SEB EXPANDS GRIP: The Polish Kredyt Bank announced on Aug. 9 it had sold its 19.79 percent stake in Bank Ochrony Srodowiska to the Swedish Skandinaviska Enskilda Banken. SEB said it was seeking the Polish central bank's permission to acquire a 33 percent holding in BOS. In terms of total assets, BOS is the 16th largest bank in Poland. SEB has said it regards the Baltic region as its home market. SEB holds strategic stakes in the Estonian Uhispank, Latvia's Unibanka and Vilniaus Bankas in Lithuania.
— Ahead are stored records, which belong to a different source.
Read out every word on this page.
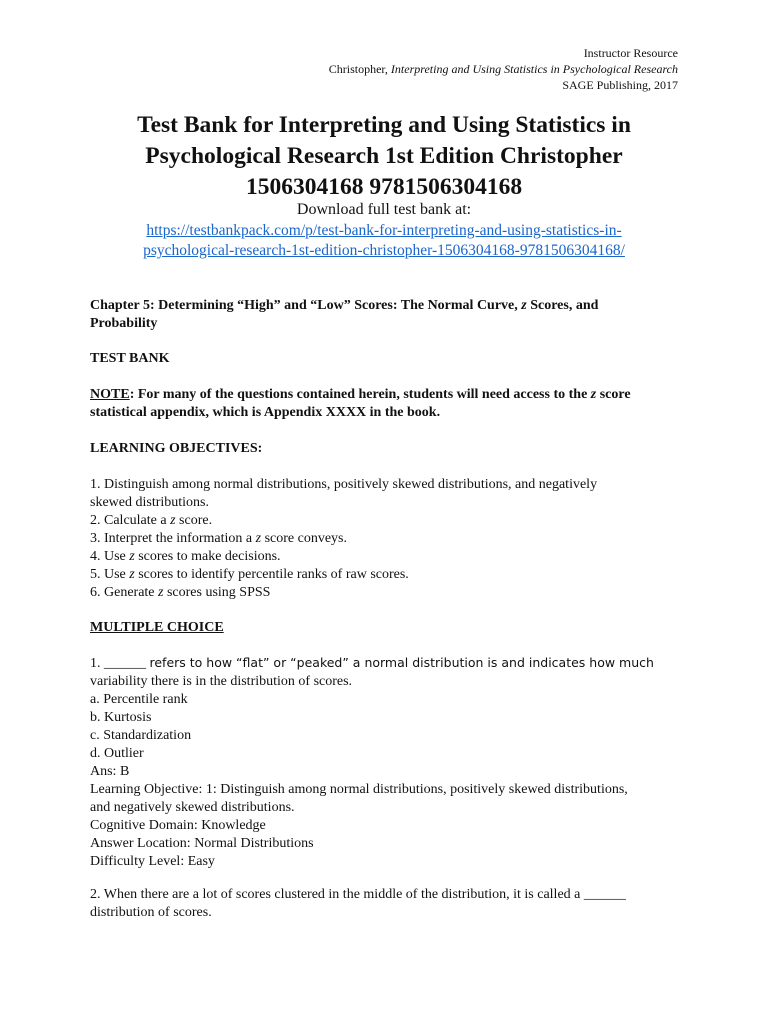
Instructor Resource
Christopher, Interpreting and Using Statistics in Psychological Research
SAGE Publishing, 2017
Test Bank for Interpreting and Using Statistics in
Psychological Research 1st Edition Christopher
1506304168 9781506304168
Download full test bank at:
https://testbankpack.com/p/test-bank-for-interpreting-and-using-statistics-in-
psychological-research-1st-edition-christopher-1506304168-9781506304168/
Chapter 5: Determining “High” and “Low” Scores: The Normal Curve, z Scores, and
Probability
TEST BANK
NOTE: For many of the questions contained herein, students will need access to the z score
statistical appendix, which is Appendix XXXX in the book.
LEARNING OBJECTIVES:
1. Distinguish among normal distributions, positively skewed distributions, and negatively
skewed distributions.
2. Calculate a z score.
3. Interpret the information a z score conveys.
4. Use z scores to make decisions.
5. Use z scores to identify percentile ranks of raw scores.
6. Generate z scores using SPSS
MULTIPLE CHOICE
1. ______ refers to how “flat” or “peaked” a normal distribution is and indicates how much
variability there is in the distribution of scores.
a. Percentile rank
b. Kurtosis
c. Standardization
d. Outlier
Ans: B
Learning Objective: 1: Distinguish among normal distributions, positively skewed distributions,
and negatively skewed distributions.
Cognitive Domain: Knowledge
Answer Location: Normal Distributions
Difficulty Level: Easy
2. When there are a lot of scores clustered in the middle of the distribution, it is called a ______
distribution of scores.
FARMERS GET PACT: Agriculture Minister Ivari Padar and farmers' representatives signed an agreement on next year's subsidies on Aug. 8. Under the agreement, preferential credits and subsidies to farmers, including subsidies cofinanced by the state, are to be not less than 639 million kroons ($36.94 million). Padar will specify the kinds and size of subsidies to be paid in 2001, as well as the rules governing their allocation, in quarterly meetings with farmers. The parties will work out an additional agreement after confirmation of the next year's state budget. This year's state budget appropriated 478.8 million kroons as subsidies to farmers.

FLY ME: The Lithuanian national air carrier Lietuvos Avialinijos said it flew a record number of passengers in the May-July period this year. The carrier set new daily and monthly records for 10 years of operation, LAL director general Kestutis Auryla said. He attributed the results to a recovery in the Lithuanian economy and intensive development of links with foreign countries. In the three-month period, LAL carried 68,660 passengers on regular flights, including 23,100 in May (up 48 percent on the same time last year), 23,500 in June (up 30 percent), and 22,060 in July (up 29 percent).
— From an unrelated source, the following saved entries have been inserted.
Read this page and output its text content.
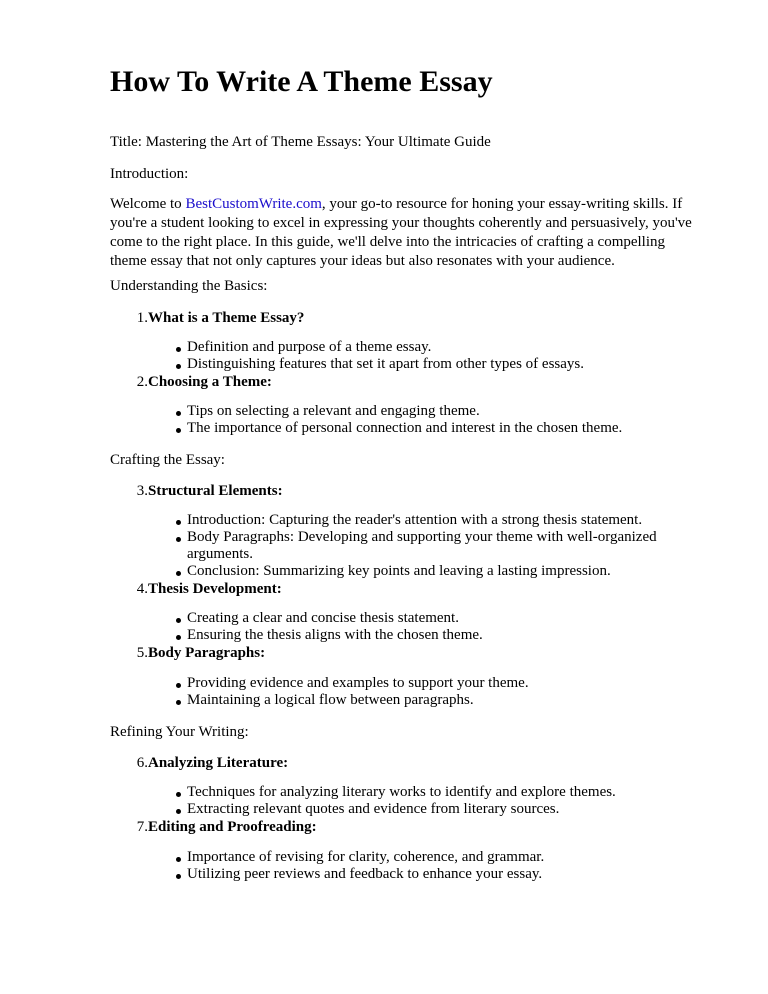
How To Write A Theme Essay

Title: Mastering the Art of Theme Essays: Your Ultimate Guide

Introduction:

Welcome to BestCustomWrite.com, your go-to resource for honing your essay-writing skills. If you're a student looking to excel in expressing your thoughts coherently and persuasively, you've come to the right place. In this guide, we'll delve into the intricacies of crafting a compelling theme essay that not only captures your ideas but also resonates with your audience.

Understanding the Basics:

1. What is a Theme Essay?
Definition and purpose of a theme essay.
Distinguishing features that set it apart from other types of essays.
2. Choosing a Theme:
Tips on selecting a relevant and engaging theme.
The importance of personal connection and interest in the chosen theme.

Crafting the Essay:

3. Structural Elements:
Introduction: Capturing the reader's attention with a strong thesis statement.
Body Paragraphs: Developing and supporting your theme with well-organized arguments.
Conclusion: Summarizing key points and leaving a lasting impression.
4. Thesis Development:
Creating a clear and concise thesis statement.
Ensuring the thesis aligns with the chosen theme.
5. Body Paragraphs:
Providing evidence and examples to support your theme.
Maintaining a logical flow between paragraphs.

Refining Your Writing:

6. Analyzing Literature:
Techniques for analyzing literary works to identify and explore themes.
Extracting relevant quotes and evidence from literary sources.
7. Editing and Proofreading:
Importance of revising for clarity, coherence, and grammar.
Utilizing peer reviews and feedback to enhance your essay.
NEW BALTIC OIL TERMINAL: Russia plans to build with a Belgian firm a new liquid gas terminal in the northwestern Leningrad region, a Russian news agency reported. Belgium's Tractebel will take part in the construction of the new terminal in Yermilovskoye Bay in the Gulf of Finland. The decision was made on Aug. 8 in a meeting between Grigory Dvas, chairman of the regional economics and investment committee, and Tractebel representatives. The $50 million project provides for the establishment of a liquid gas base within a specialized terminal for reloading gas from rail transportation to ships. The future terminal is planned to handle up to 1 million tons of liquid gas and a like amount of liquid ammonia a year.
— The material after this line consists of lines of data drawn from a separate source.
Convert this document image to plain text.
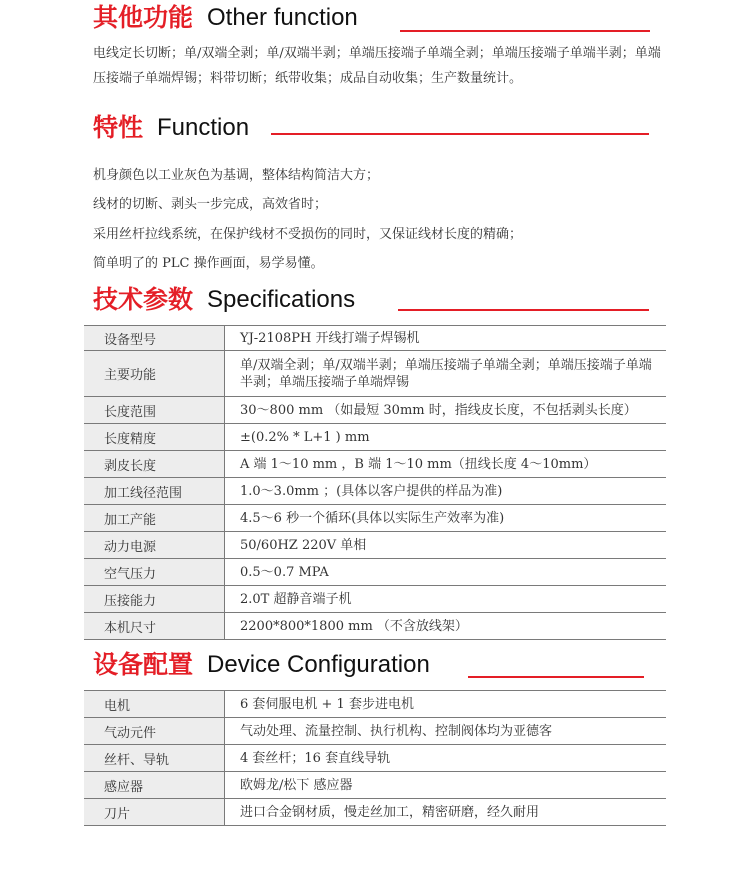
其他功能 Other function

电线定长切断；单/双端全剥；单/双端半剥；单端压接端子单端全剥；单端压接端子单端半剥；单端压接端子单端焊锡；料带切断；纸带收集；成品自动收集；生产数量统计。

特性 Function
机身颜色以工业灰色为基调，整体结构简洁大方；
线材的切断、剥头一步完成，高效省时；
采用丝杆拉线系统，在保护线材不受损伤的同时，又保证线材长度的精确；
简单明了的 PLC 操作画面，易学易懂。
技术参数 Specifications
设备型号	YJ-2108PH 开线打端子焊锡机
主要功能	单/双端全剥；单/双端半剥；单端压接端子单端全剥；单端压接端子单端半剥；单端压接端子单端焊锡
长度范围	30～800 mm （如最短 30mm 时，指线皮长度，不包括剥头长度）
长度精度	±(0.2% * L+1 ) mm
剥皮长度	A 端 1～10 mm ，B 端 1～10 mm（扭线长度 4～10mm）
加工线径范围	1.0～3.0mm ；(具体以客户提供的样品为准)
加工产能	4.5～6 秒一个循环(具体以实际生产效率为准)
动力电源	50/60HZ 220V 单相
空气压力	0.5～0.7 MPA
压接能力	2.0T 超静音端子机
本机尺寸	2200*800*1800 mm （不含放线架）
设备配置 Device Configuration
电机	6 套伺服电机 + 1 套步进电机
气动元件	气动处理、流量控制、执行机构、控制阀体均为亚德客
丝杆、导轨	4 套丝杆；16 套直线导轨
感应器	欧姆龙/松下 感应器
刀片	进口合金钢材质，慢走丝加工，精密研磨，经久耐用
SAFE WATER: The Environment Ministry has finished the work and financing schedule for the next two years of a water protection project involving 17 Estonian towns. Most of the construction work under the 613 million kroon ($35.15 million) project is to be carried out in 2001 and 2002, the Environment Ministry said. Municipal governments and water utilities must finance 10 percent to 15 percent of the cost of the project. The exact figure for water supply and sewage facilities will depend on the size of a concrete town's project, he explained. The biggest projects are Viljandi's at a cost of 195 million kroons, Maardu's at 63 million, Jogeva's at 50 million, Kivioli's at 41 million, Polva's at 33 million, and Poltsamaa's at 31 million kroons.